Samstag, 9. Februar 2013

Ivo Lutions Unzufriedenheit

Ivo Lution: Über die Unzufriedenheit.
Eine der wichtigsten Voraussetzungen für unsere Evolution ist die eigene Unzufriedenheit. In der Unzufriedenheit liegt der Anspruch auf ein besseres Leben. Was ist, wenn wir uns, wie seit langem befürchtet, tatsächlich „im falschen Film“ befinden? Wenn unsere Bestrebungen, wie z.B. ein besserer Mensch zu werden, völlig aussichtslos sind? Wenn wir im Grunde überhaupt keine Chance besitzen, vor dem Jüngsten (oder eigentlich Ältesten?) Gericht – oder in Karlsruhe – ein weiterführendes Element unseres Leben anzugeben? „Ich habe zumindest nachgedacht“ wird nicht reichen. Dass wir kein Geld verdient haben, dafür aber singen, malen oder schreiben konnten, dürfte uns auch nicht weiterbringen. Dass wir uns vermehrt haben, brächte ebenfalls nichts; das könnte einem sogar zur Last gelegt werden. Hat sich die Evolution vielleicht doch mit den Indern und deren Karma geeinigt? Das Leben als ein einziges großes Mißverständnis? Unser Hirn ein Schmetterling und unsere Lauferei zum Supermarkt jener Weg, der das Ziel sein soll? Und die wirklich einzige menschliche Freude ist in Indien in Stein gehauen und beinhaltet mindestens fünfzig verschiedene Stellungen? Und was dabei rauskommt ist im Grunde unbrauchbar? Fragen über Fragen. Wer sagt uns endlich die Wahrheit? Oder ist sie es etwa, die plötzlich neben dir auf dem Kneipenhocker sitzt und dir so nebenbei erzählt: So, noch ein Bier und du bist echt hin. Ist das alles, wirklich alles, was sie einem mitzuteilen hat? Dass es niemanden gibt (gute Freunde sind inzwischen so gut wie ausgestorben), der einem schwört, dass alles in Ordnung ist, was man tut, ist ein Mangel und eine der Ursachen der Unzufriedenheit. Außerdem wirft einen allein der Gedanke um, du könntest betrogen worden sein, und dein echter Vater hat irgendwo auf einer karibischen Insel einen ganzen Staat gezeugt, dich jedoch geflissentlich in seinen Memoiren vergessen. Oder aber du bist bei der Geburt verwechselt worden (weder Haut- noch Augenfarbe passten). Wo gehören wir also wirklich hin? Womöglich in eine Jury, die über andere zu urteilen hat? Übrigens herrscht ausgebreitete Unzufriedenheit auch über zu wenig Schlaf. Was wenn die Eizellen oder das Sperma unserer Erzeuger voll von Anti-Einschlaf-Genen waren? Und das erste, worüber dich deine unzufriedene Mutter dann aufklärt ist: „Was sollten wir denn tun? Wir konnten ja nicht einschlafen“. Evolution pur.

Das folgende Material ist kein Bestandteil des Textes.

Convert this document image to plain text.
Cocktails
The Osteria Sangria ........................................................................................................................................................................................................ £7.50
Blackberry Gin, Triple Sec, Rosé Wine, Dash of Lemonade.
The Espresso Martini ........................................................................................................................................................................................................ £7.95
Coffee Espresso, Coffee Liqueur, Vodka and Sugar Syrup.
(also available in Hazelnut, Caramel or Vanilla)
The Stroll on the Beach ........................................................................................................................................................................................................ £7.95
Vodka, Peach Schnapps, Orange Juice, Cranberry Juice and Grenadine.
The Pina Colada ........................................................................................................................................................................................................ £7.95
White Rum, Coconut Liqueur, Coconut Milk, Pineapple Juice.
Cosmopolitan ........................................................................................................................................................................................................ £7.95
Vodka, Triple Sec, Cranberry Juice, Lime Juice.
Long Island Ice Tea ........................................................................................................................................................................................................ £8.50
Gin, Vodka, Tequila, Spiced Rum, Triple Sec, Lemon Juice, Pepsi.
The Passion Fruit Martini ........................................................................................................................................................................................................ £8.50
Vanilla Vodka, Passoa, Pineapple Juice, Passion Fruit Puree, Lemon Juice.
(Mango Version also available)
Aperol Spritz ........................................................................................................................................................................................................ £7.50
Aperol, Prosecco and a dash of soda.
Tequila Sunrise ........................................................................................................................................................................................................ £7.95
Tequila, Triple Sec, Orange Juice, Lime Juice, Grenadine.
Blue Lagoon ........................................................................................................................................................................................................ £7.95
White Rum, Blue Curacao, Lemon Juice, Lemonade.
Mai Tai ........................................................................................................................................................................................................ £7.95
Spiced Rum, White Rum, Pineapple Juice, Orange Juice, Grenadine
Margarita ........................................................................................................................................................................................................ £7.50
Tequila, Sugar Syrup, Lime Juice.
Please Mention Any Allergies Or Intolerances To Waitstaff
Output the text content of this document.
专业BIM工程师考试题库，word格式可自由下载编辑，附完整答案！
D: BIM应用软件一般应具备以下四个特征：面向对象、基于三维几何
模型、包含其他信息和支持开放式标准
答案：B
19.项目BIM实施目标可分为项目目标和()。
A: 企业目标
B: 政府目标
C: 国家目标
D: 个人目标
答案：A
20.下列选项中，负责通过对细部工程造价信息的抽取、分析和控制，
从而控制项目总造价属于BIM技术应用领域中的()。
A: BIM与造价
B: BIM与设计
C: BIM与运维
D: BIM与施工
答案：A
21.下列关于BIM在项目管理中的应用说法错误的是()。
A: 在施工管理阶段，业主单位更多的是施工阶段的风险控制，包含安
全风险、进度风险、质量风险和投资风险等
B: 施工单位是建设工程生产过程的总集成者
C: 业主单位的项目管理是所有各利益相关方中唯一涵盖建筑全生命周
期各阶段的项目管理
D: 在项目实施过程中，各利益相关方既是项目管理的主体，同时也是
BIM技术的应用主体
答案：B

Donnerstag, 24. Januar 2013

Ivo Lutions Erfolge

Ivo Lutions Erfolge. Trotz einiger üblen Einbrüche der Evolution (wie eine verlorene Wette), die uns das Fernsehen vermittelt, gibt es zuweilen doch herzerwärmende Fortschritte. So durfte ich einen Bericht über die Ägäis verfolgen, worin einem älteren Inselbewohner vor laufender Kamera endlich erlaubt wurde, neben dem Dorfältesten auf der Dorfbank in der Mitte der Ortschaft Platz zu nehmen. Ein riesiger evolutionärer Schritt. Dem alten Mann standen vor Rührung Tränen in den Augen. Der Alte, nennen wir ihn Sitzos der Grieche, wurde nach einigen Ouzos gesprächig und erzählte aus seinem spannenden Leben.
Sitzos: „Zwanzig Jahre habe ich dafür gekämpft, dass ich endlich in der Sonne sitzen darf. Wissen Sie, für uns hier bedeutet das alles. Früher als ich noch ein junger Mann war, machten mir die Mädchen schöne Augen. Aber was ist das wert? Nichts. Hier in der Sonne sitzen, den Touristen alte Lügen auftischen und sich einige Klare dafür ausgeben lassen, das ist das Leben. Haltet mir doch bloß die alten Weiber vom Hals. Jammern und Klagen können die, das ist alles. Und die jungen Leute ziehen fort von hier. Stehen in Hamburg auf dem Rathausmarkt und verkaufen Ouzos und Schafskäse,“ nörgelt er. „Und wer soll die Schafe hüten? Ich traue dem Mann von der Bank nicht, der gerade vorbeikommt und grüßt, der macht sich ein gutes Leben auf unsere Kosten…“ Sitzos darf nicht ausreden, der Dorfälteste beschimpft ihn, während die Kamera über die von der Sonne versengte Landschaft schwenkt. Man erzählt sich viel über Sitzos den Griechen. Solch ein Schlitzohr – es gibt sogar ein Lied über ihn; denn hier ist das Leben noch voller Frauen und Gesang. Deshalb sind seine Nachkommen auch über die ganze Inselwelt verteilt. Ja, so ist das in der Ägäis. Eine Fähre zur Nachbarinsel hat pleite gemacht. Nun ist der Alte, der drüben Kinder hat, auf den Fischer angewiesen. Sitzos fletscht erbost die Zähne. Davon hat er noch drei oben und einige mehr unten, allesamt vergammelt, aber einen klugen Kopf besitzt er, das sagen alle.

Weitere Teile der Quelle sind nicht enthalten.